From his time as a player, his focus and pressure stemmed from his performance on the pitch. For him, he states that it was easy to gauge and understand where he was at in terms of success, “I thought about this pretty frequently as a player. I felt like regardless of the result of a game, I as a player Always knew if I performed well, or if I performed bad. You know that the result always mattered. Of course, that’s the most important thing, but I guess what made me feel better about a bad result was my individual performance.” As a player, writing this article and putting these words to paper made it clear that all players go through this throughout their career. Train, perform, win, lose, repeat. A constant cycle that is only broken when the time of playing comes to an end. All players know this experience, this feeling, this state of being, and what Anguiano said really drives home that fact. But what about the other side? The one people often forget? Anguiano, in his two years of coaching, has come to acknowledge and appreciate that it isn’t always the players that are truly under the pressure.

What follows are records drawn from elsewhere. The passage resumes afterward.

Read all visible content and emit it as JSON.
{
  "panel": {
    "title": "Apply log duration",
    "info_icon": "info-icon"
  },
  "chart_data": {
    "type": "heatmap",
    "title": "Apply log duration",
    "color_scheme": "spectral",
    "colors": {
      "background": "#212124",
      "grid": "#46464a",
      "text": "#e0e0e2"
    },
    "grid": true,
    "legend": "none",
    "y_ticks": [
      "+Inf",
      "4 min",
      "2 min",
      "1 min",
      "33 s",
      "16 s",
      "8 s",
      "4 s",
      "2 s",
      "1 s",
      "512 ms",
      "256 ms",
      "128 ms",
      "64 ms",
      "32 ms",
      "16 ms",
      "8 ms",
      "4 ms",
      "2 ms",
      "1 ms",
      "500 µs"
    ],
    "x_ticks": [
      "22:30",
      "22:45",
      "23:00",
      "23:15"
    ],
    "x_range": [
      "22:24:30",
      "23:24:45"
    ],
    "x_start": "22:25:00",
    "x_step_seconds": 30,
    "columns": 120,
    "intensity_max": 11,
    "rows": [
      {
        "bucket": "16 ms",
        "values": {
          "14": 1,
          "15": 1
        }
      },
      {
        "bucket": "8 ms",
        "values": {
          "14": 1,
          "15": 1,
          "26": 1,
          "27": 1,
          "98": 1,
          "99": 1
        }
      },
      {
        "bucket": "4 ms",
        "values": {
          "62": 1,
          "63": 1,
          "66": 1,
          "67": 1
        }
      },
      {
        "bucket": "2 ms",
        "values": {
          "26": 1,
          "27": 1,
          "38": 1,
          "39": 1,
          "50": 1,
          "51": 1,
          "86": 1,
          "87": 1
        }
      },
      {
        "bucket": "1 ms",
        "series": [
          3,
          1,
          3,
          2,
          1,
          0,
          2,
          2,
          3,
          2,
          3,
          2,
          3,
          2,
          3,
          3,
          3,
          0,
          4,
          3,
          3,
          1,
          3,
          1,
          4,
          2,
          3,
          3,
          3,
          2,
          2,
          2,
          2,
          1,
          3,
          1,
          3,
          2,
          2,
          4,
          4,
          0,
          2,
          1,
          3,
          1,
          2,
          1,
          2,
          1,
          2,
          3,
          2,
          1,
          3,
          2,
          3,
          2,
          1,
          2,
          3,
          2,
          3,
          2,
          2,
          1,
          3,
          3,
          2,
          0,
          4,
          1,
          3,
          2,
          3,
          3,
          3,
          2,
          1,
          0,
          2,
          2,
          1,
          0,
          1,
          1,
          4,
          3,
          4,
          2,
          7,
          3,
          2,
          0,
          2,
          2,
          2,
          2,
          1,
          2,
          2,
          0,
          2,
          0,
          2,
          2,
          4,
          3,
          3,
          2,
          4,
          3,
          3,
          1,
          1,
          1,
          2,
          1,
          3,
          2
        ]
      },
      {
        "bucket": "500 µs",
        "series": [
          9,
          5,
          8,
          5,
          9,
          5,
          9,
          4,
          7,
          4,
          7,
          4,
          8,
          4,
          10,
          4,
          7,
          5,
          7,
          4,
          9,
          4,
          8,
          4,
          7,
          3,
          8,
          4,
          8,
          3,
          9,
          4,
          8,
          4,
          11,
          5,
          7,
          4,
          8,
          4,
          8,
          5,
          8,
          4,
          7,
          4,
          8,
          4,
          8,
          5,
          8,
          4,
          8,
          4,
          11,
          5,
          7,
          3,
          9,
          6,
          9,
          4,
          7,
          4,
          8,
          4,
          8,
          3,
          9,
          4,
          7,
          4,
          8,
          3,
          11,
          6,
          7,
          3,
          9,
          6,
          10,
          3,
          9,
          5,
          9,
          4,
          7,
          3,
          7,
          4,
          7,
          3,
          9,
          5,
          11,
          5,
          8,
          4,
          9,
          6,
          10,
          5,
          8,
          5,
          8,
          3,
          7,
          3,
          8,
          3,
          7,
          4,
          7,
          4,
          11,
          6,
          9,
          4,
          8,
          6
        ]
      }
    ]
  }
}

“From a coach’s point of view, individual performances don’t matter. It’s all about results. And that’s a big difference. If the team isn’t performing, if we don’t get the win at the end of the game, it’s ‘What did I do as a coach? What did I do as an assistant coach?’ Is it the tactics, did I not put the right players in? Did I not set the team up for success?” These things matter as a coach, and as a player, one can realize that not only is there less pressure, but the pressure is also different. Lack of or over-communicating, as Anguiano also stated, can really determine the game. “Did I not say the right things? You start thinking about it more. You start thinking about it more as a collective.” Having to focus on not only one position as a player but on each of the 11 positions as a whole is a deep focus that is held by a coach, as Anguiano stated, “You’re thinking about every single player and how the collaboration occurs and what that’s going to look like with the 11 players on the field. I think that’s the biggest difference is looking at the team as a whole.”

To add on to the pressure of being a new coach, Anguiano comes from a different generation than that of the current players. With every era, a new generation of people come through to fill the gaps left by those gone. Each generation has something that another one lacks or improves on and through Anguiano’s eyes, this is no different. When on a team, players tend to take it upon themselves to really represent what the team stands for and strives toward. Victory, defeat, happiness, sadness, the ups and downs and the good and the bad all play a role when defining what makes up a team. In the case of what Anguiano has experienced, his biggest notice is the sense of pride the current generation has. It can be difficult to really do what is required when not everyone is on board or holds the same high level of pride as one another. Although it is lacking, Anguiano and the coaching staff, along with the players, are doing everything they can to regain their sense of pride so that everyone can move forward together.

Coach Anguiano has come far in his life, and just like everyone else, he wants to succeed. The memories and experiences he’s made along the way, along with making his own parents proud and truly finding success through the avenues he’s walked, has helped him represent what many people hope to find when coming to The United States. Anguiano is a testament to what it means to find success in life. Whether it’s guiding his players, guiding his family, giving back to the community or just getting back in touch with his roots, we know that everything is given to those who work hard and believe, just as Anguiano has proven.